Railroads can’t order tank car makers to install electronic brakes, Greenberg said. So if tank car makers do not, oil trains speeds will decline across every mile of track everywhere.
Supporters of reform counter that it will be the industry that causes the slowdowns and gums up the system by refusing the install the brakes that the government has mandated in order to run oil trains fast.
“I’m not sure slowing down from to 50 or 40 miles per hour is going to throw the rail system off,” said U.S. Sen. Al Franken, D.-Minn. He called the rail industry’s reluctance to install electronic brakes “self-interested.”
“You have to have a balancing act between safety and efficiency,” explained the soy coalition’s Steenhoek. “Safety is paramount. But if you’re a congested system, slow speeds in urban areas can have a negative impact on the entire system. It’s a cascading effect.”
Franken said in an interview that the government and the railroads should consider rerouting oil trains around urban areas to keep things moving.
“Safety is really important,” he said. “But efficiency is part of this as well as safety.”
Sen. Amy Klobuchar, D.-Minn., said in an interview that the balance between safety and efficiency can be struck with better technology to monitor rail shipments and by building more track.
Franken and Klobuchar both favor measures that they say will make railroads more accountable for “efficient and reliable” commodity shipments even with the oil train rules. Both are concerned about what they call “captive shipping,” farmers and other business people restricted to only one or two rail companies and subject to rate increases that those companies impose.
Klobuchar and Franken support laws that shift the burden of proof for rate increases to railroads instead of the current system that generally requires customers to prove them unfair.
But for railroads, one of the most controversial issues in commodity shipping reform — at least controversial as electronic brakes on oil trains — is something Klobuchar and Franken refer to as “competitive switching” and which the rail industry calls “forced access.” Within limits, the process lets farmers choose different rail carriers for their products and lets those new rail carriers operate on another railroad’s tracks for short distances.
Klobuchar said she will soon be introducing legislation “to get rid of the antitrust exemption for railroads.”
Franken is cosponsor of the Rail Shipper Fairness Act of 2015 introduced by Sen.
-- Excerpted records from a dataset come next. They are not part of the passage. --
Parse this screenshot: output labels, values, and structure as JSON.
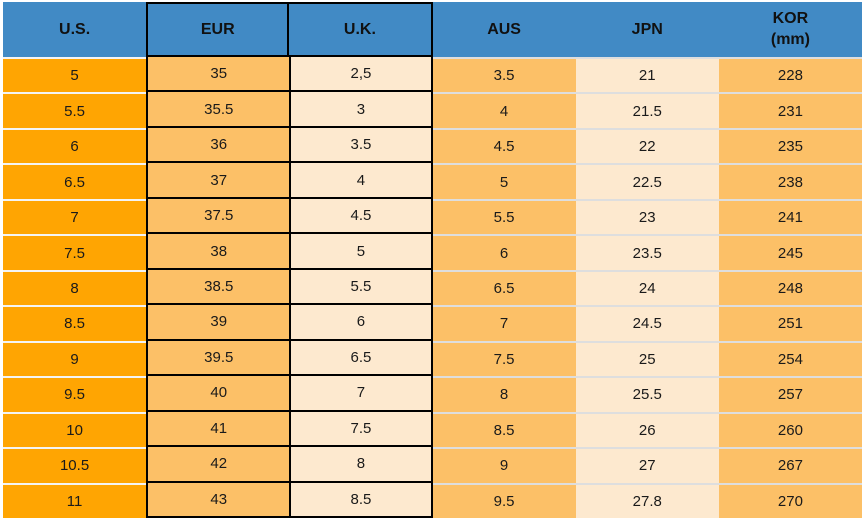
{
  "colors": {
    "header_bg": "#418AC5",
    "header_text": "#111111",
    "us_bg": "#FFA502",
    "orange_bg": "#FCC067",
    "peach_bg": "#FDE9CF",
    "grid_black": "#000000",
    "sep_white": "#F4F4F4",
    "sep_light": "#DEDEDE",
    "cell_text": "#1A1A1A"
  },
  "chart_data": {
    "type": "table",
    "columns": [
      {
        "label": "U.S."
      },
      {
        "label": "EUR"
      },
      {
        "label": "U.K."
      },
      {
        "label": "AUS"
      },
      {
        "label": "JPN"
      },
      {
        "label": "KOR",
        "sublabel": "(mm)"
      }
    ],
    "rows": [
      [
        "5",
        "35",
        "2,5",
        "3.5",
        "21",
        "228"
      ],
      [
        "5.5",
        "35.5",
        "3",
        "4",
        "21.5",
        "231"
      ],
      [
        "6",
        "36",
        "3.5",
        "4.5",
        "22",
        "235"
      ],
      [
        "6.5",
        "37",
        "4",
        "5",
        "22.5",
        "238"
      ],
      [
        "7",
        "37.5",
        "4.5",
        "5.5",
        "23",
        "241"
      ],
      [
        "7.5",
        "38",
        "5",
        "6",
        "23.5",
        "245"
      ],
      [
        "8",
        "38.5",
        "5.5",
        "6.5",
        "24",
        "248"
      ],
      [
        "8.5",
        "39",
        "6",
        "7",
        "24.5",
        "251"
      ],
      [
        "9",
        "39.5",
        "6.5",
        "7.5",
        "25",
        "254"
      ],
      [
        "9.5",
        "40",
        "7",
        "8",
        "25.5",
        "257"
      ],
      [
        "10",
        "41",
        "7.5",
        "8.5",
        "26",
        "260"
      ],
      [
        "10.5",
        "42",
        "8",
        "9",
        "27",
        "267"
      ],
      [
        "11",
        "43",
        "8.5",
        "9.5",
        "27.8",
        "270"
      ]
    ]
  }
}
Tammy Baldwin, D.-Wisc. Among other things, the bill would allow “competitive switching” and add two new members with rail shipping and consumer advocacy experience to the U.S. Surface Transportation Board.
Neither approach pleases the rail industry.
“It will lead to local service disruptions, degrade rail service throughout the system and result in a decline in rail productivity,” the AAR’s Greenberg said. “It will lead to increased costs and reduced efficiencies for America’s rail industry.”